В длинной, низкой и не очень широкой комнате, освещенной факелами, горевшими в руках парней, расставленных вдоль стен, стоял длинный стол, покрытый скатертью, расшитой русскими узорами, и заставленный золотой и серебряной посудой. Ковши, жбаны, кубки, миски, все было грубо выковано из серебра и золота и сверкало и блестело в лучах огней. Необычайное, царское обилие посуды изумляло теснившийся у окон люд, с любопытством глядевший на такую потеху. Никто не гнал от окон смердов, потому что король бывал иногда чрезмерно ласков к простолюдинам, а земские мужи и рыцарство даже обижались, что он более заботится о холопах, нежели о тех, которые проливают за него кровь.
Поведение и несдержанный смех толпы доказывал, что она чувствовала себя здесь как дома, не понимала, что находится в гостях у короля и вовсе не боялась его тиунов и сотников.
На широкой лавке со спинкою и поручнями, богато убранной сукном, сидел на возвышении мужчина средних лет, с черными глазами, темно-русый, с такой же бородой, слегка подстриженной. Он был одет в шелковый, расшитый золотом кафтан с золотыми же шнурками и кистями, обшитый роскошным галуном. На шее блестела толстая цепь, бедра были опоясаны широким кушаком, на котором висел короткий меч в оправе из драгоценных камней. С головы слегка свешивался на бок алый шлык, с меховою оторочкой.
Из-под кафтана виднелись узкие, суконные, в обтяжку, брюки. Ноги он небрежно заложил одна на другую; они были обуты в красные сапоги с окованными золотом носками… Небрежно развалившись, он облокотился одной рукой на спинку лавки, а другую протянул сидевшей рядом с ним красавице.
Лицо его, хотя носившее следы усталости, было все еще красиво. Оно дышало гордостью и силой, страстью и самонадеянностью. Издали в нем виден был король, непривыкший уступать. Его пламенные быстрые глаза горели внутренним огнем; выдающиеся губы были полны и мясисты; на щеках горел яркий румянец; высокий лоб, орлиный нос, с раздувающимися ноздрями, довершали облик короля… Под кожею лица набухали местами переполненные кровью жилы, как будто рвавшиеся из тесноты наружу. С королевской гордостью уживалось на лице королевское же презрение к людям и безграничное высокомерие. В общем, это было молодое и здоровое лицо… хотя жизненные треволнения уже помяли его и провели по нему глубокие морщины, следы бурь, из которых он выходил доселе победителем.

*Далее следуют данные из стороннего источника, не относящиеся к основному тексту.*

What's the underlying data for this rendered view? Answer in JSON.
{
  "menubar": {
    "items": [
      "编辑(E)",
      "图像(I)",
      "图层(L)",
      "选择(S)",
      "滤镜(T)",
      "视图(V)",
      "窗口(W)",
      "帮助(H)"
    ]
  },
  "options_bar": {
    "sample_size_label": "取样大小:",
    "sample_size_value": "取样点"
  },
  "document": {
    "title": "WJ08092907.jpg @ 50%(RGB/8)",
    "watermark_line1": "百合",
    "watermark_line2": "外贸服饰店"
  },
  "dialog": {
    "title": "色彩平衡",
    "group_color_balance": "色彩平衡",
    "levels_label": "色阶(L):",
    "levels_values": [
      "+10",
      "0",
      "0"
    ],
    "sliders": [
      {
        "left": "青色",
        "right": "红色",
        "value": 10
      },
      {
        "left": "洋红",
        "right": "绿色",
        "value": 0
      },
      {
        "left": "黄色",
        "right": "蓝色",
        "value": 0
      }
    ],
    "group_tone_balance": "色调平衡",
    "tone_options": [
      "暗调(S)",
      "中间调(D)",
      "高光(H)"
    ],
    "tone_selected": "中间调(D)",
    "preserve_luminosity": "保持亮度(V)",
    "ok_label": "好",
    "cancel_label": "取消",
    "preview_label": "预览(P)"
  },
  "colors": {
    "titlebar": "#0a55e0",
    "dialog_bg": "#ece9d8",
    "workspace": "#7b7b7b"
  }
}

Порой он странно жмурил черные глаза, отдувал губы, морщился, хмурил брови, так что лицо его ни на мгновение не оставалось в покое. По нему точно пробегали токи, явные и понятные для всех, так как он не находил нужным скрывать свои чувства. Гнев, радость, насмешка, негодование, нетерпение мелькали в нем, как облачка на небе, сменяли друг друга, исчезали, возвращались; так что всякий мог прочесть на его лице, открытом для всех, как в книге, что творилось на душе у короля.
Лицо было изменчиво, как апрельская погода. То сияло, как безоблачное небо, то покрывалось черными тучами, то белело облачками. То было обложено серой пеленой тумана, то залито веселыми лучами солнца. Утро не могло служить ручательством за вечер, а буря была не долговечнее ведра. Внезапно оно метало громы, а мгновение спустя могло быть ясней лазури… Чуть ли не с детства неограниченный властитель, воин, полководец, победитель, раздававший царства, он был непреклонен в своих решениях и ничего не считал для себя невыполнимым.
Женщина, сидевшая с ним рядом, была молода и хороша. Ее почти детское, наивное лицо дышало вызывающею смелой, не знающей смущения, игривостью. Белолицая, со слабым румянцем, она уставилась на короля большими, веселыми глазами и смотрела на него, как на божество из-под темных дуг бровей. Губы ее небольшого рта любовно улыбались, обнажая ряд белоснежных зубов.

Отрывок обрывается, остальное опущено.